J. California Cooper is one of my older sister’s favorite authors. With this in mind I pursued my read of a second Cooper novel. Now, I thought Wake of the Wind was a good read, but still not one of my favorite books. Some People, Some Other Place, on the other hand, is hard to put down. Last night, I didn’t turn on my favorite homie, the television, but instead devoured this novel as it dealt with family (i.e. mother/daughter relationships), fertility/reproduction, rape (yes, another novel about rape), a young woman coming of age, social class, American history, and two female characters developing a friendship and trust between one another. All of these topics are touched upon in only the first 100 pages. Needless to say, I am intrigued by what may happen to Eula Too, Earle, and Madame Elizabeth in the upcoming chapters.
Until my eyes race across those final pages, I offer the proceding information about the author. Enjoy.
“I was telling stories before I could write. I like to tell stories, and I like to talk to things. If you’ve read fairy tales, you know that everything can talk, from trees to chairs to tables to brooms. So I grew up thinking that, and I turned it into stories.” – J. California Cooper
You’re probably dying to know what the J stands for, right? Well, J. California Cooper isn’t saying. She hasn’t used her first name since the early eighties, when complete strangers in the Bay Area theater scene took to chatting up the playwright as if they knew her personally. So she kept her last name, adopted her home state for her middle one, and dropped every letter in her birth name but the first initial.
The insightful author, who has sold more than 700,000 copies of her much-loved works, including Wake of the Wind (Anchor) and the 1989 American Book Award-winning Homemade Love (St. Martin’s Press), says she has just one more book in her. It’s hard to believe that the energetic seventysomething (she loves swimming, playing the piano, and tap dancing) will ever put down her pen and writing pad because it’s an integral part of her creative ritual and spirit. She writes in bed, in longhand. “Anything mechanical will run the story and feeling away,” she says. And she writes only under certain conditions. “Writing hand to pen to paper never happens in the summer,” says Cooper.

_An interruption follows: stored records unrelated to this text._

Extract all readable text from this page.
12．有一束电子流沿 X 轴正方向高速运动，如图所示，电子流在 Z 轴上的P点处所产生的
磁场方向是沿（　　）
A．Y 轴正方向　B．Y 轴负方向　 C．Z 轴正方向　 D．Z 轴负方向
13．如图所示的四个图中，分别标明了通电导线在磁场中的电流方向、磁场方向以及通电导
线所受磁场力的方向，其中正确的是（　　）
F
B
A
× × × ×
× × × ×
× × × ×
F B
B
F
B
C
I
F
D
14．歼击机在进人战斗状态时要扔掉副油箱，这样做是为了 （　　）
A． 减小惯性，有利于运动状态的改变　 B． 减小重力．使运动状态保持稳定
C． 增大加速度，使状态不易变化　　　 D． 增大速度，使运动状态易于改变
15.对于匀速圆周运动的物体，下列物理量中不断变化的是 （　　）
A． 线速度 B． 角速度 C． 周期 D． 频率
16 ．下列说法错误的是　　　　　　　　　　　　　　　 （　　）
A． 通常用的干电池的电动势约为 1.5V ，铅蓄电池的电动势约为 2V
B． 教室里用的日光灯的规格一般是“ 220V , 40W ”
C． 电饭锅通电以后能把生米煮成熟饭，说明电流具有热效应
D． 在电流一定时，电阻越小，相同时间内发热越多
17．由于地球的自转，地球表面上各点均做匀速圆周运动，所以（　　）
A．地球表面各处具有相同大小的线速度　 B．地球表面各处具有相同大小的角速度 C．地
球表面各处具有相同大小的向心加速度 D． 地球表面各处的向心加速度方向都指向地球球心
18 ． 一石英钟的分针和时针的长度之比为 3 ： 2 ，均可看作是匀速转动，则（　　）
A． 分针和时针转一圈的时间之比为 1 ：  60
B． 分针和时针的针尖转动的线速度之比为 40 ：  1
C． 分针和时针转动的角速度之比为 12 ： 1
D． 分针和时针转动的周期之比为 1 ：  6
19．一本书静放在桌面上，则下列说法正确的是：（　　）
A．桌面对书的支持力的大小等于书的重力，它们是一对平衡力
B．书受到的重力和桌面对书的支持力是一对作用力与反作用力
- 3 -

These days, this Portland, Oregon, mother of one grown daughter has been feeling the impulse to lay down her pen and pick up brushes and sketchbooks instead. She doubts this final book will come to her Pacific Northwest house, where she’s been living for the past year. “It’s too big and cold,” she says. She’s strongly considering a move to smaller digs. “All I want is a little house with a garden, a yard, a cat and a chicken or two.”
Despite this quest for a simpler life, Cooper has had a dazzling career. And through it all, her message has remained pretty much unchanged. “I’ve always loved to write about what’s going on in the world,” she says. “Because I love God, I know that even though life is hard and people suffer very much, if you have laughter and faith, you can also have optimism.”